The weight of frozen water trapped at the poles has little affect the speed of the rotation of the earth, but like a spinning ice skater lowering her arms from over her head to hold them out, the further the mass of the water is from the axis of rotation, the slower the rate of spinning becomes due to the effects of momentum as the centrifugal force pulls the water to the equator.

That is making the day longer, according to scientists. The phenomenon is slowing the Earth’s rotation, and, by extension, the Coordinated Universal Time (UTC) system used worldwide.

“Part of figuring out what is going to happen in global timekeeping … is dependent on understanding what is happening with the global warming effect,” said Agnew.

Everyone knows about leap years, an extra day every four years, needed to correct the not-quite 365 days a year rotation of the earth around the sun, but less well known are “leap seconds” that need to correct the non-quite 24 hours in a day.

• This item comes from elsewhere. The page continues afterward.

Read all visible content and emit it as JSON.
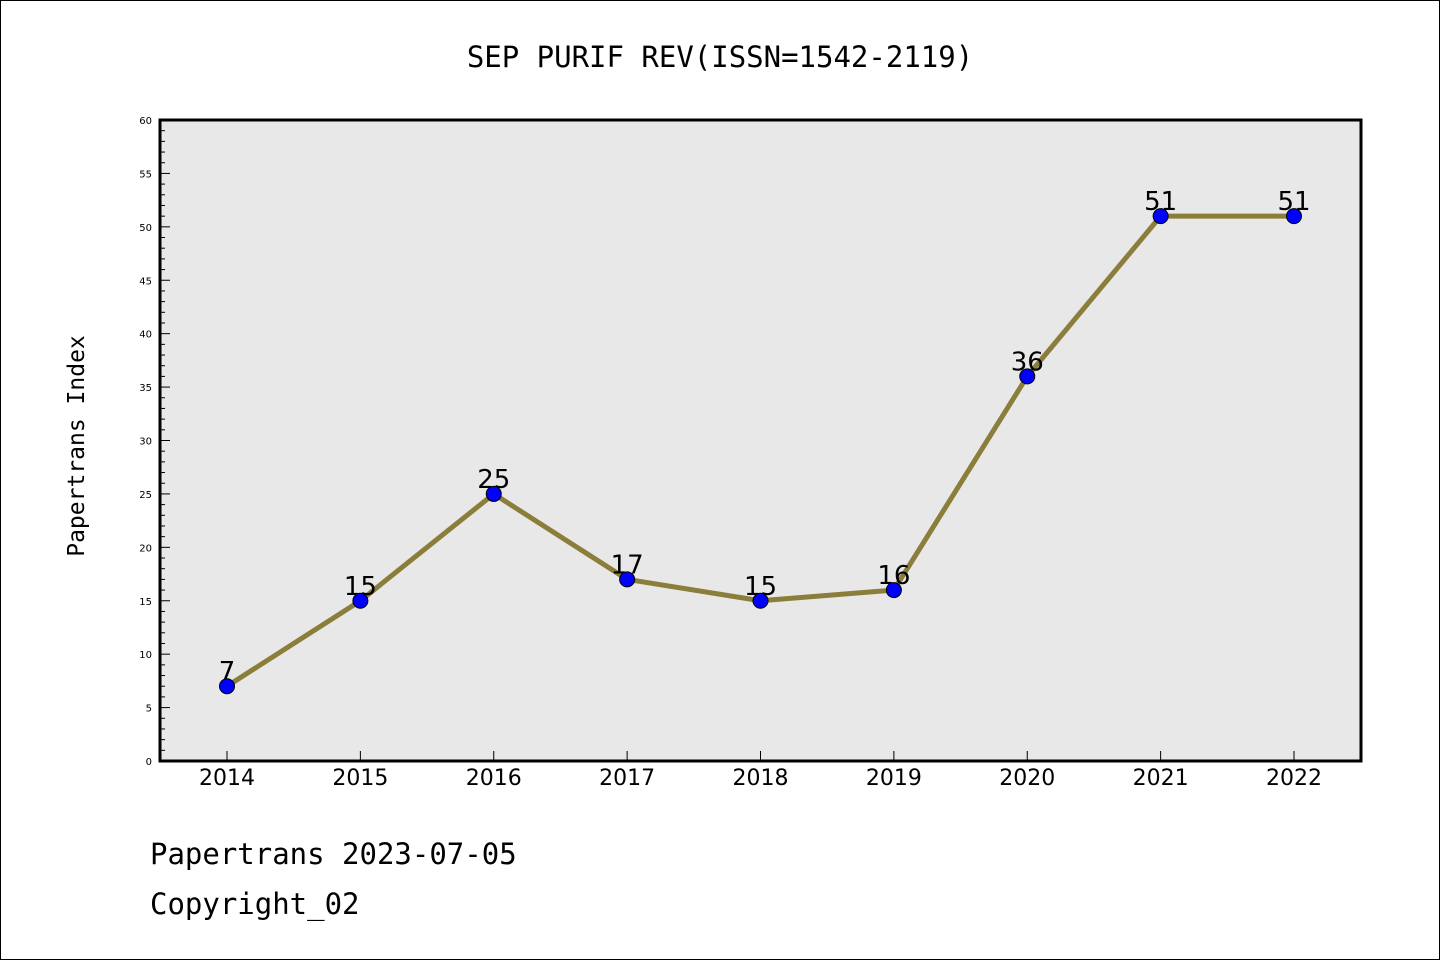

The leap second adjustment is necessary to keep UTC — which is governed by atomic clocks — in sync with astronomical time, based on Earth’s rotation. Since the late 1960s, when UTC became standard, leap seconds have only been added to account for the planet’s gradual slowing due to tidal friction.

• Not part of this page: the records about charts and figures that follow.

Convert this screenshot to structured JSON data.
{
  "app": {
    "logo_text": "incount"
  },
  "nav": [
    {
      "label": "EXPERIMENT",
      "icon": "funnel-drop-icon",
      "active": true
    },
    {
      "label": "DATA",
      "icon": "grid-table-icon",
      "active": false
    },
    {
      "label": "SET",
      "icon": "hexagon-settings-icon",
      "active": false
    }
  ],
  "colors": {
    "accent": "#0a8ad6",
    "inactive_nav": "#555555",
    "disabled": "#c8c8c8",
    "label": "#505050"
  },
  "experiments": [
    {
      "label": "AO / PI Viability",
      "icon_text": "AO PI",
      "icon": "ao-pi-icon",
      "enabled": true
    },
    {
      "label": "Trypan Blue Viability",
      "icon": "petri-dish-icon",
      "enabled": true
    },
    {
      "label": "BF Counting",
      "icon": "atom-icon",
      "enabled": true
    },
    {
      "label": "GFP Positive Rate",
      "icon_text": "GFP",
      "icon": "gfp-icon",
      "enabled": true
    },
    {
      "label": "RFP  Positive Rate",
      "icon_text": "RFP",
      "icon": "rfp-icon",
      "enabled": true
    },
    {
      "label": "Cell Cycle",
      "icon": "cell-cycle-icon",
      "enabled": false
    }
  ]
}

However, perversely, the movement of water to the equator and its slowing effect, is not enough to counter the acceleration of the rate of the earth's spinning caused by changes in the rotation of its molten core. The upshot is a scheduled subtraction a second from global timekeeping has to be delayed by several years. A negative leap second — subtracting a second — has never been implemented before.

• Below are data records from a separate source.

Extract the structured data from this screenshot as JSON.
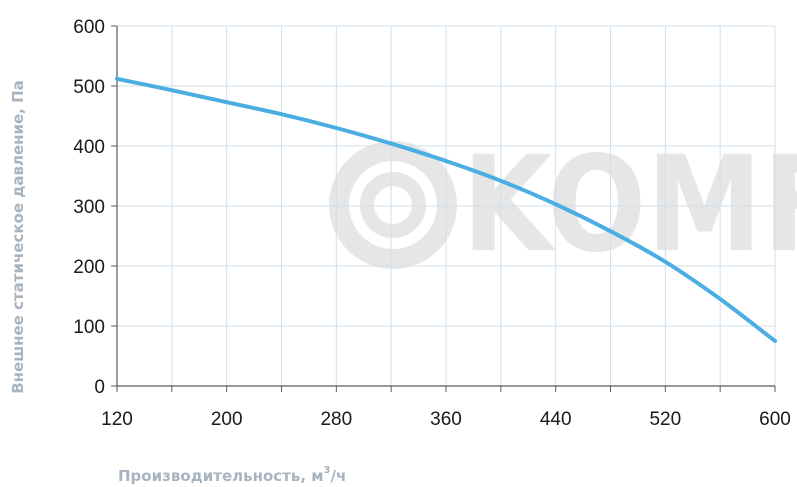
{
  "colors": {
    "curve": "#4aaee3",
    "grid": "#cfe0ee",
    "axis": "#5a5a5a",
    "axis_title": "#a7b4bf",
    "watermark": "#e6e6e6"
  },
  "watermark_text": "KOMF",
  "chart_data": {
    "type": "line",
    "title": "",
    "xlabel": "Производительность, м",
    "xlabel_sup": "3",
    "xlabel_tail": "/ч",
    "ylabel": "Внешнее статическое давление, Па",
    "xlim": [
      120,
      600
    ],
    "ylim": [
      0,
      600
    ],
    "x_ticks": [
      120,
      200,
      280,
      360,
      440,
      520,
      600
    ],
    "y_ticks": [
      0,
      100,
      200,
      300,
      400,
      500,
      600
    ],
    "x_minor_step": 40,
    "grid": true,
    "series": [
      {
        "x": [
          120,
          160,
          200,
          240,
          280,
          320,
          360,
          400,
          440,
          480,
          520,
          560,
          600
        ],
        "y": [
          512,
          493,
          473,
          453,
          430,
          404,
          375,
          342,
          303,
          258,
          207,
          145,
          75
        ]
      }
    ]
  }
}
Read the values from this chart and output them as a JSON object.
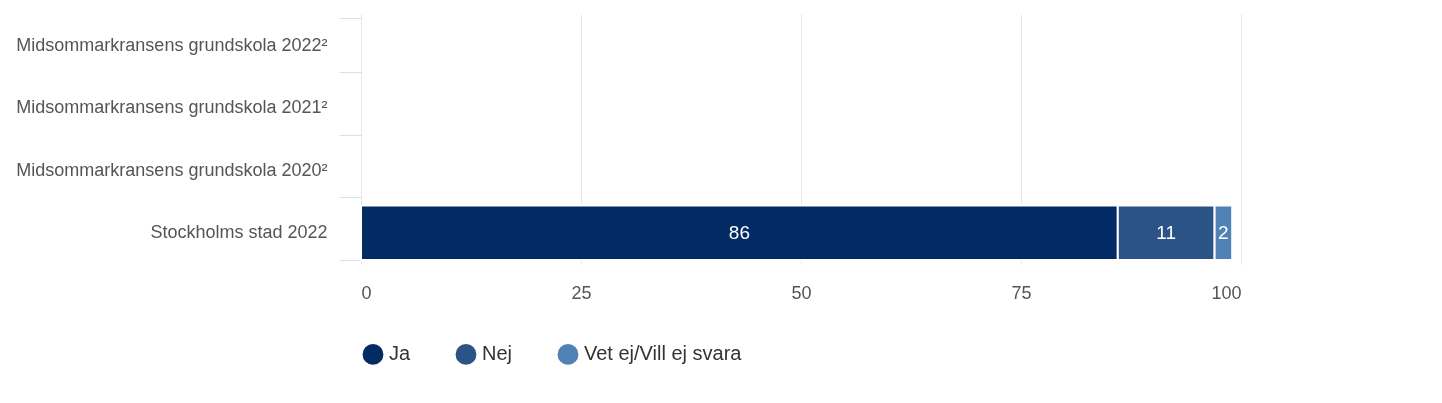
{
  "chart_data": {
    "type": "bar",
    "orientation": "horizontal",
    "stacked": true,
    "categories": [
      "Midsommarkransens grundskola   2022²",
      "Midsommarkransens grundskola   2021²",
      "Midsommarkransens grundskola   2020²",
      "Stockholms stad   2022"
    ],
    "series": [
      {
        "name": "Ja",
        "color": "#022b63",
        "values": [
          null,
          null,
          null,
          86
        ]
      },
      {
        "name": "Nej",
        "color": "#2c5386",
        "values": [
          null,
          null,
          null,
          11
        ]
      },
      {
        "name": "Vet ej/Vill ej svara",
        "color": "#5081b5",
        "values": [
          null,
          null,
          null,
          2
        ]
      }
    ],
    "xlim": [
      0,
      100
    ],
    "xticks": [
      0,
      25,
      50,
      75,
      100
    ],
    "grid": "x",
    "legend": "bottom",
    "data_labels": true
  }
}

“A negative leap second has never been added or tested, so the problems it could create are without precedent,” said Patrizia Tavella of the Time Department at the International Bureau of Weights and Measures in France, CNN reports.

Due to the accelerated rotation of the earth’s crust, the Earth’s overall rotation is accelerating: Scientists say the core is slowing, forcing the outer layers to rotate more quickly to compensate and conserve angular momentum. It’s the basic physic principle of: for every action there is an equal and opposite reaction.

The implications of the change in time are significant as changing the time in computers will be as difficult as the Y2K problem at the turn of the century – counting time is hardwired into the core of computers so subtracting even one second to all the computers in the world poses a formidable technological problem. While current computing systems can handle the addition of a second, most are not equipped to subtract one, reports CNN. The risk of errors in systems that rely on ultra-precise timekeeping — such as high frequency stock trading that do thousands of transactions a second and rely on being infinitesimally faster than their competition — is going to be substantial.

“Nobody really anticipated that the Earth would speed up to the point where we might have to remove a leap second,” Agnew added. “Being able to say so much ice has melted that it’s actually changed the rotation of the Earth by a measurable amount — I think gives you the sense, OK, this is a big deal.”